Еще и сегодня можно подняться на последний этаж здания Института и по остекленной галерее обойти громадный колодец, в котором покоится ГОЛЕМ. Однако никто уже туда не заходит, чтобы через скошенные стекла взглянуть на груды световодов, теперь похожие на мутный лед. Я был там лишь дважды. Первый раз – когда галерею открывали для публики, вместе с руководством МТИ, представителями властей штата и толпой журналистов. Тогда она показалась мне узкой. Глухую стену, переходящую в купол, покрывали спиралевидные углубления наподобие оттисков пальцев – такие оттиски можно увидеть на внутреннем своде человеческого черепа. Эта выдумка архитектора неприятно поразила меня своей вульгарностью. Она была в духе Диснейленда. Посетителям как бы напоминали, что перед ними огромный мозг – словно он нуждался в рекламной оправе. Галерею не проектировали специально для посетителей; она появилась, когда обычную крышу заменили куполом. Купол сделали очень толстым, для защиты от космического излучения. ГОЛЕМ сам разработал

состав экранирующих слоев. Правда, мы не заметили, чтобы это излучение влияло на его работоспособность. Сам он тоже не объяснил, чем именно оно может ему повредить, но средства на перестройку нашлись быстро; ведь это было тогда, когда Пентагон, бессрочно передав нам оба световых гиганта, втайне еще рассчитывал на их услуги. Во всяком случае, я так считал, иначе почему так легко появились ассигнования? Наши информатики предполагали, что ГОЛЕМ заказывал себе помещение как бы на вырост, чтобы затем наращивать свою мощность путем новых перестроек, для которых ему уже не нужна была наша помощь. Поэтому свободного места между потолочным сводом и собой он выделил столько, что незаполненное пространство прямо напрашивалось на сооружение галереи. Впрочем, не знаю, кому пришло в голову устроить из этого зрелище, что-то среднее между паноптикумом и музеем. Информационные щиты на шести языках, помещенные через каждые несколько десятков шагов в нишах галереи, сообщали, для чего служит это помещение и что означают миллиарды вспышек, которыми непрерывно озарялась поверхность стекловидных спиралей в колодце. Колодец всегда пламенел, словно кратер искусственного вулкана. Там царила тишина, оттеняемая еле слышным шорохом климатизации.
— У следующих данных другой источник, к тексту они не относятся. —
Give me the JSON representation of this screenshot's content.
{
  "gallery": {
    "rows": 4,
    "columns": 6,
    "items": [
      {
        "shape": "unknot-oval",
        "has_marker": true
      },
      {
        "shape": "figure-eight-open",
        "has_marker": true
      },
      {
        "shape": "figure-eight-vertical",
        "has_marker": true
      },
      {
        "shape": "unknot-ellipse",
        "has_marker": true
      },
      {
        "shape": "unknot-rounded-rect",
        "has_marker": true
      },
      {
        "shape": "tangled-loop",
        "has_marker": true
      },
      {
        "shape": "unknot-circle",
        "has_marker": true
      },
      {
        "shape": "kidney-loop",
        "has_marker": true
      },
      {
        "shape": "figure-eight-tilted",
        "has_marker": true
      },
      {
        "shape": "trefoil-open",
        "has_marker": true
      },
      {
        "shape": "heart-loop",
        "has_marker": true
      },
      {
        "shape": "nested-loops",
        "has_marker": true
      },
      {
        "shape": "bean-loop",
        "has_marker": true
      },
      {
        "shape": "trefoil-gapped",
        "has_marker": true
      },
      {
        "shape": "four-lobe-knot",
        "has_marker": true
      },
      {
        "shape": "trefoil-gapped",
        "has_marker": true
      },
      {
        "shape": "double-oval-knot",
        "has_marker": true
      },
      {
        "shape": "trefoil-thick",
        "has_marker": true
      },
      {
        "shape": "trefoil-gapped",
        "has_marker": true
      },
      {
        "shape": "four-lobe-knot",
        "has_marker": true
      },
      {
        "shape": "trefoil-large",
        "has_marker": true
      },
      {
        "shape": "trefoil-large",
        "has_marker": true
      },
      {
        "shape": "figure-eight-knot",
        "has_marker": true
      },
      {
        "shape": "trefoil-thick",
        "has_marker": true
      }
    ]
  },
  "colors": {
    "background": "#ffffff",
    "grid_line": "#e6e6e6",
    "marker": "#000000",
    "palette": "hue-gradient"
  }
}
Почти все здание представляло собой колодец, в который можно было заглянуть с галереи через сильно скошенное стекло, на всякий случай бронированное. Оно должно было защищать от возможных покушений световоды, которые у многих посетителей вызывали больше страха, чем восхищения. Сами световоды, вероятно, тоже были нечувствительны к любому излучению, так же, как криотронные блоки, обвитые охлаждающими трубопроводами. Они, со своими заиндевелыми от холода камерами, располагались несколькими этажами ниже и были невидимы с галереи. Скоростные лифты соединяли подземные паркинги непосредственно с самым верхним этажом. Техники, обслуживавшие систему охлаждения, пользовались другими, рабочими лифтами. Возможно, чувствительными к космическому излучению были квантовые синапсы Джозефсона, укрытые под толстыми узлами световых кабелей, и хотя они выступали из-под стекловидных жил, неподготовленный зритель их не заметил бы: в непрестанном сверкании световодов синапсы казались темными впадинами.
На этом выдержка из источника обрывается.